I recently added a new column to my 40+ million row Postgres table (v9.6) with
ALTER TABLE queries
ADD COLUMN ml_partition_source UUID;
Then in another transaction I executed
ALTER TABLE queries
ALTER COLUMN ml_partition_source
SET DEFAULT public.gen_random_uuid();
I did this in two transactions, because setting a default
on a new column causes Postgres to rewrite the whole table, which can take hours and isn't acceptable in production.
Now, I'd like to backfill this column for all of the query
s which existed before the new column was added without locking the table. One way to do this would be through a CRUD API I have but some rough calculations show that this would take ~22 days (maybe my API performance can be improved but that's a whole different question). Instead, I tried writing a postgres function:
CREATE OR REPLACE FUNCTION backfill_partition_source()
RETURNS void AS $$
declare
query_ record;
BEGIN
for query_ in
select * from api_mldata.queries where ml_partition_source is null
loop
update api_mldata.queries SET ml_partition_source = public.gen_random_uuid() where id = query_.id;
end loop;
END;
$$ LANGUAGE plpgsql;
and executed that with select backfill_partition_source();
. But that ended up locking the table too.
How can I backfill a column without impacting production (or with minimal production impact)?
EDIT: one idea I have is "chunking" the Postgres script to operate on 100k rows at a time or something like that and then executing the script in a loop. So the select statement would become
select * from api_mldata.queries
where ml_partition_source is null
limit 100000;
You cannot get away without locking at all, but you can keep the locks reasonably short.
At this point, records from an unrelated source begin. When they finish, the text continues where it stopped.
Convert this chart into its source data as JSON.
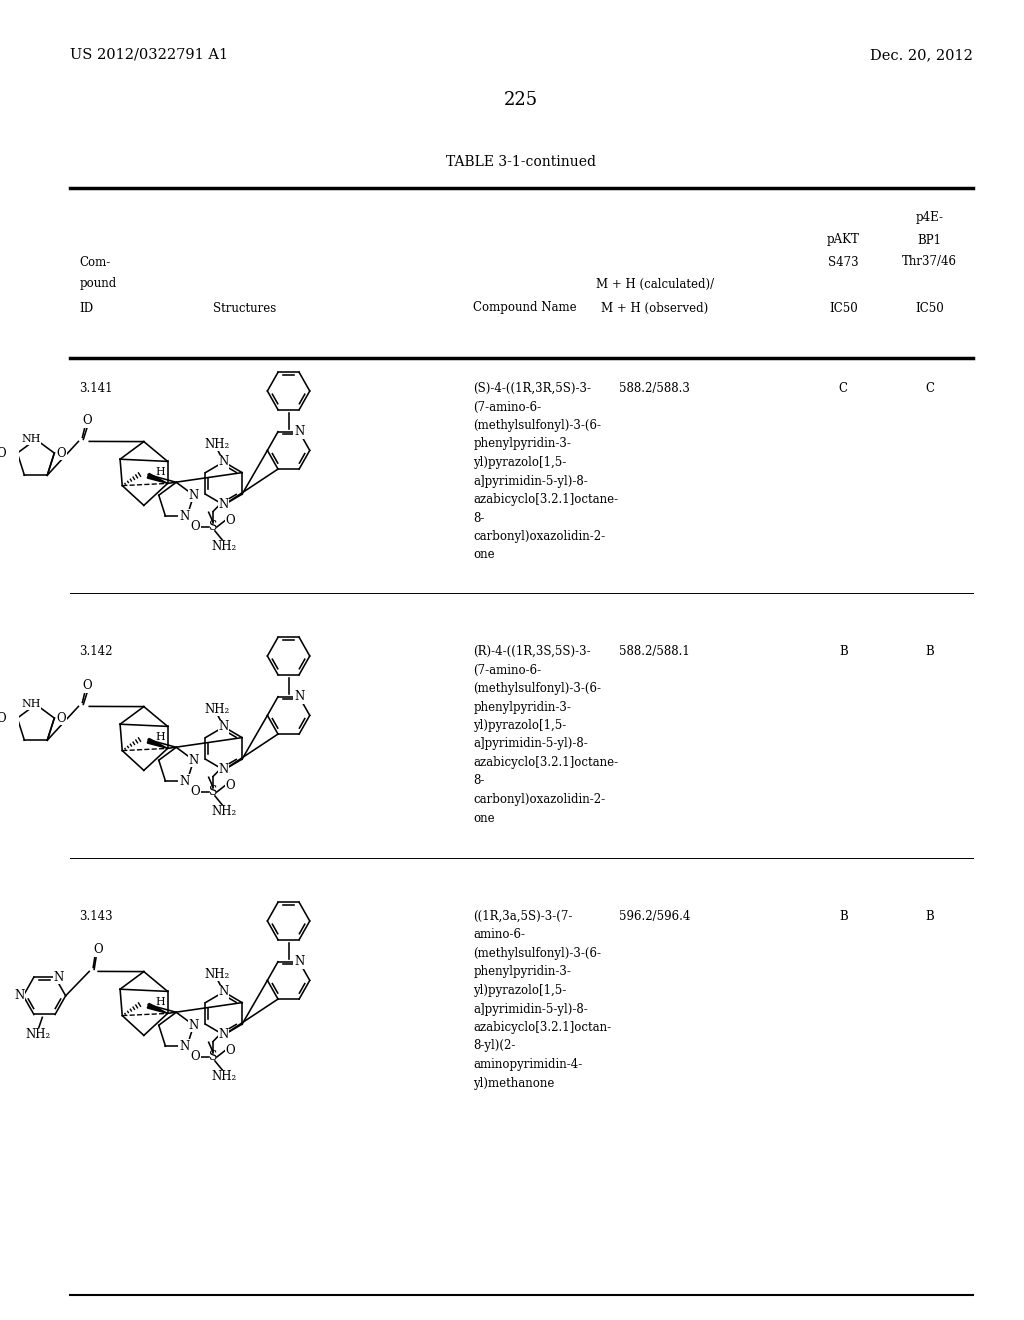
{
  "patent_number": "US 2012/0322791 A1",
  "patent_date": "Dec. 20, 2012",
  "page_number": "225",
  "table_title": "TABLE 3-1-continued",
  "background_color": "#ffffff",
  "rows": [
    {
      "id": "3.141",
      "compound_name_lines": [
        "(S)-4-((1R,3R,5S)-3-",
        "(7-amino-6-",
        "(methylsulfonyl)-3-(6-",
        "phenylpyridin-3-",
        "yl)pyrazolo[1,5-",
        "a]pyrimidin-5-yl)-8-",
        "azabicyclo[3.2.1]octane-",
        "8-",
        "carbonyl)oxazolidin-2-",
        "one"
      ],
      "mh": "588.2/588.3",
      "pakt": "C",
      "p4ebp1": "C"
    },
    {
      "id": "3.142",
      "compound_name_lines": [
        "(R)-4-((1R,3S,5S)-3-",
        "(7-amino-6-",
        "(methylsulfonyl)-3-(6-",
        "phenylpyridin-3-",
        "yl)pyrazolo[1,5-",
        "a]pyrimidin-5-yl)-8-",
        "azabicyclo[3.2.1]octane-",
        "8-",
        "carbonyl)oxazolidin-2-",
        "one"
      ],
      "mh": "588.2/588.1",
      "pakt": "B",
      "p4ebp1": "B"
    },
    {
      "id": "3.143",
      "compound_name_lines": [
        "((1R,3a,5S)-3-(7-",
        "amino-6-",
        "(methylsulfonyl)-3-(6-",
        "phenylpyridin-3-",
        "yl)pyrazolo[1,5-",
        "a]pyrimidin-5-yl)-8-",
        "azabicyclo[3.2.1]octan-",
        "8-yl)(2-",
        "aminopyrimidin-4-",
        "yl)methanone"
      ],
      "mh": "596.2/596.4",
      "pakt": "B",
      "p4ebp1": "B"
    }
  ]
}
Rather than running many single-row updates in a loop, run bigger updates:
UPDATE api_mldata.queries
SET ml_partition_source = DEFAULT
WHERE id BETWEEN 1 AND 999999;
Here id
is the primary key of the table.
That way you can be done with a few bigger updates, each for a different range of id
s.
To avoid bloat and excessive locking, run each statement in its own transaction and launch an explicit VACUUM
on the table between statements.